Echo survey reveals fears of practice changes due to CMS cuts
Initial results of a survey conducted by the American Society of Echocardiography (ASE) found that 87 percent of cardiologists and cardiovascular ultrasound technicians feared that the 2010 Center for Medicaid & Medicare Services (CMS) Physician Fee Schedule (PFS) could trigger staff reductions, end their practice or require them to stop accepting Medicare patients.

The survey comes as a result of CMS releasing the PFS final rules Oct. 30, which revealed cuts of 10 to 40 percent to cardiology services over the next four years. In addition, the agency proposes that it “will reduce the conversion factor for services on or after Jan. 1, 2010, by 21.2 percent rather than the -21.5 percent projected in the proposed rule.”
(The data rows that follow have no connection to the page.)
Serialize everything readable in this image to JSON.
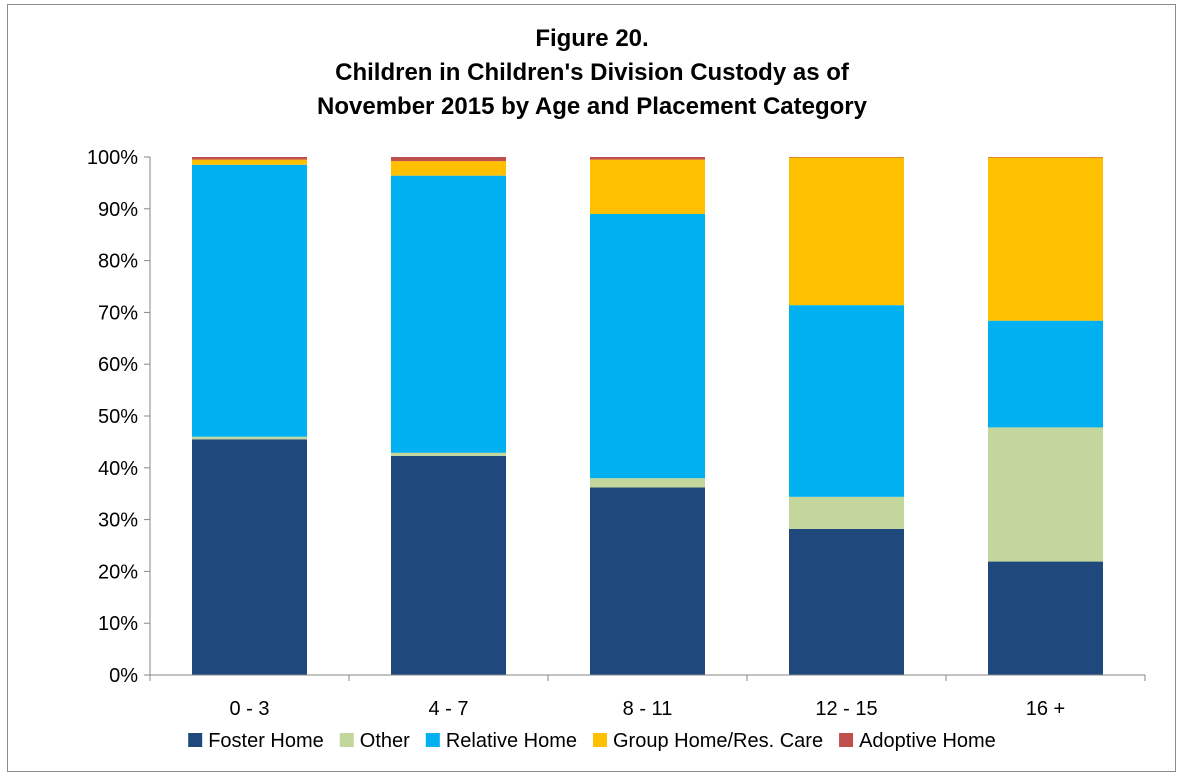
{
  "chart_data": {
    "type": "bar",
    "stacked": true,
    "title": [
      "Figure 20.",
      "Children in Children's Division Custody as of",
      "November 2015 by Age and Placement Category"
    ],
    "xlabel": "",
    "ylabel": "",
    "ylim": [
      0,
      100
    ],
    "y_ticks": [
      "0%",
      "10%",
      "20%",
      "30%",
      "40%",
      "50%",
      "60%",
      "70%",
      "80%",
      "90%",
      "100%"
    ],
    "categories": [
      "0 - 3",
      "4 - 7",
      "8 - 11",
      "12 - 15",
      "16 +"
    ],
    "grid": false,
    "legend_position": "bottom",
    "series": [
      {
        "name": "Foster Home",
        "color": "#1f497d",
        "values": [
          45.5,
          42.3,
          36.2,
          28.2,
          21.9
        ]
      },
      {
        "name": "Other",
        "color": "#c3d69b",
        "values": [
          0.5,
          0.6,
          1.8,
          6.2,
          25.9
        ]
      },
      {
        "name": "Relative Home",
        "color": "#00b0f0",
        "values": [
          52.5,
          53.5,
          51.0,
          37.0,
          20.6
        ]
      },
      {
        "name": "Group Home/Res. Care",
        "color": "#ffc000",
        "values": [
          1.0,
          2.8,
          10.5,
          28.5,
          31.5
        ]
      },
      {
        "name": "Adoptive Home",
        "color": "#c0504d",
        "values": [
          0.5,
          0.8,
          0.5,
          0.1,
          0.1
        ]
      }
    ]
  }
}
As of press time, the U.S. House of Representatives had repealed this cut. The legislation, if passed by the Senate, would eliminate all SGR debt accumulated over the years because of temporary, unfunded fixes. It also would establish updates based on two new targets with significantly higher spending growth allowances than the SGR.

The survey of 1,200 cardiologists and cardiovascular ultrasound technicians, 64 percent of the echocardiography service providers affected most directly by the PFS payment cuts said they will be considering delaying the purchase of echo equipment, while 56 percent said they are considering staff layoffs and 53 percent reducing staff salaries.

Of the service providers who receive payments from the Hospital Outpatient Prospective Payment System (HOPPS) and who are indirectly affected by the cuts, 74 percent said they anticipate an increased workload, 67 percent expected longer wait times for patients and 43 percent expect increased overtime for staff and the need for additional cardiac sonographers.

“If private practices close their doors because they can no longer afford to provide these services, patients will be forced to go to the hospital,” said Ben Byrd, MD, advocacy chair of ASE. “This could be a life or death situation for Medicare patients, especially those in rural areas who can’t get to a hospital in a timely manner.”

Of the participants, 74 percent noted that the nearest provider of echocardiography services is a hospital, and almost a third reported that they provide service in a rural area, medically underserved area or both. In addition, 63 percent of the survey respondents noted that they serve a patient population where more than half are reimbursed by Medicare Part B.

According to survey participants, the new fee schedule could jeopardize patient care by restricting access to echocardiography and other services if practices are forced to reduce staff numbers or close practices.

Survey input ended yesterday, and ASE said that results will be used to illustrate the harmful effects the cuts would have on healthcare professionals and their patients to legislators and CMS.